Thanks...Gona try this sometime this week..:)

Creek
 
I'm gona give this a shot....I wish I could watch somebody do this..Hahahahaha..:)

I'll learn..because I believe trying multiple time...will pay off..Hopefuly not after a dozen attempts...:(

I really thought I was onto something with my Jiffy Crust Mix...(smile)..I should be greatful that I'm at least 1 step ahead of a Dominos..or those cheep Tony's Pizza..that taste artifical..Not to mention just awful.

I'm glad you pointed out how the dough should be...when making it ready for the crust..How it should feel...Because I wouldn't know....Oooh man...(laughing)

So far every pizza I've made...the dough has been a little different everytime..I have not been consistant in mastering it yet...:(

Oh..one quick question...The olive oil you use...Is it that extra virgin stuff...used more for toping bread,with noodles etc....Or just the regular cheeper stuff people use for frying?

Thanks...Gona try this sometime this week..:)

Creek

Let's just put it this way, Joy of Sex was a play on the font of Joy of Cooking that came before, (no pun intended).
 
Let's just put it this way, Joy of Sex was a play on the font of Joy of Cooking that came before, (no pun intended).

No need for the heads up..or to apologize for a good giggle...(smile).

Olive oil is meant to be used for cooking...(smile)...and those sticky dough balls are suppose to be meant for making a pizza crust with...Hahahaha..:)

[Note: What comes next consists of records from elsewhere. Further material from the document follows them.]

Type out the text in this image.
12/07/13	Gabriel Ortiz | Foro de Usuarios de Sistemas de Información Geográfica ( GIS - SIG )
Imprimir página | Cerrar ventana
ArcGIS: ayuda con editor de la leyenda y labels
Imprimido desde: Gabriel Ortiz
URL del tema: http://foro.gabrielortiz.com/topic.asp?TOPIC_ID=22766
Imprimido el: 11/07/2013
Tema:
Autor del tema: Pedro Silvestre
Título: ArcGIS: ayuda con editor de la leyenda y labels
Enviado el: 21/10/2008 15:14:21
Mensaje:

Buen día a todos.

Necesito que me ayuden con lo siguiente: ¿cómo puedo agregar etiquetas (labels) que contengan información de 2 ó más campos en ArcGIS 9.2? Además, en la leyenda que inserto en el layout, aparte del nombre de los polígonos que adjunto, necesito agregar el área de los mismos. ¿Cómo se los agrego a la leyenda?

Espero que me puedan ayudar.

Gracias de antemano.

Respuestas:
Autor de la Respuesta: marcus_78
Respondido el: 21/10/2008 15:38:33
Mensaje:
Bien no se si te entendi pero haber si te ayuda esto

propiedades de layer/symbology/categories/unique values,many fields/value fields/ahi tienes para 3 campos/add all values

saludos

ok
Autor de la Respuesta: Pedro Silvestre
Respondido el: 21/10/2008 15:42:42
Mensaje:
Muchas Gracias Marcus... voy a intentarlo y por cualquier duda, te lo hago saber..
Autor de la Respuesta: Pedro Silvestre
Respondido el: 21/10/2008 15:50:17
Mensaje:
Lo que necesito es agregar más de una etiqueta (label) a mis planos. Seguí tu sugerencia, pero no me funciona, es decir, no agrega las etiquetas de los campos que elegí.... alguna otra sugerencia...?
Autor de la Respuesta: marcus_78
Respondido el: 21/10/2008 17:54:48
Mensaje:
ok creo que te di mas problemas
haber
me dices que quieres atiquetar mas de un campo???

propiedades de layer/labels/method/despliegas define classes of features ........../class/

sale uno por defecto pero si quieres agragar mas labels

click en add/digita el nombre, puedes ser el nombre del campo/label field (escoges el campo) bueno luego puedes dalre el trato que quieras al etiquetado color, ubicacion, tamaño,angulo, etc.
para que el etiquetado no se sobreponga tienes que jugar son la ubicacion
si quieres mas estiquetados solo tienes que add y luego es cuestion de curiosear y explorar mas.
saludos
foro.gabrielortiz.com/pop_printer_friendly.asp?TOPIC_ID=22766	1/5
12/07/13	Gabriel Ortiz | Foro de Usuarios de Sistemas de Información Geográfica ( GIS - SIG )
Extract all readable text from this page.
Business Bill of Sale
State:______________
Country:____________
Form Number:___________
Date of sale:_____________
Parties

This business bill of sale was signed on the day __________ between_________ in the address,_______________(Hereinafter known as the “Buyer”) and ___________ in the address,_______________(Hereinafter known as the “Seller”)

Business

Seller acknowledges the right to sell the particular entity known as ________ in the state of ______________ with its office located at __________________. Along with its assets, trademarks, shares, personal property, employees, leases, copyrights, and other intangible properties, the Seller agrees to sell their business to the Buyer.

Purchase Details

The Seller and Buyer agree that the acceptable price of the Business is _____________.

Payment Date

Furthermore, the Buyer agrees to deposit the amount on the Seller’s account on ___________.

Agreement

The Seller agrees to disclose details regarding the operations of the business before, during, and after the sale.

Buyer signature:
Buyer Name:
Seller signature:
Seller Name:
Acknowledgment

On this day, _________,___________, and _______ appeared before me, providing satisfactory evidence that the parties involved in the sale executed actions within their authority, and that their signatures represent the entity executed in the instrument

They say the quickest way to a man's heart..is his stomach..Some women like to be wined & dined as well...

I see what ya mean...good cooking..is good forplay...:)

I guess when it comes to love..and when a couple is together for a long period of time...It is a sexual cook-book between two people...That's a nice thought & memory...We've all been there...

Boy..I can just imagine if we were talking about Breadsticks here.....(smile).

Thanks for the recipe...will most definate put it into action.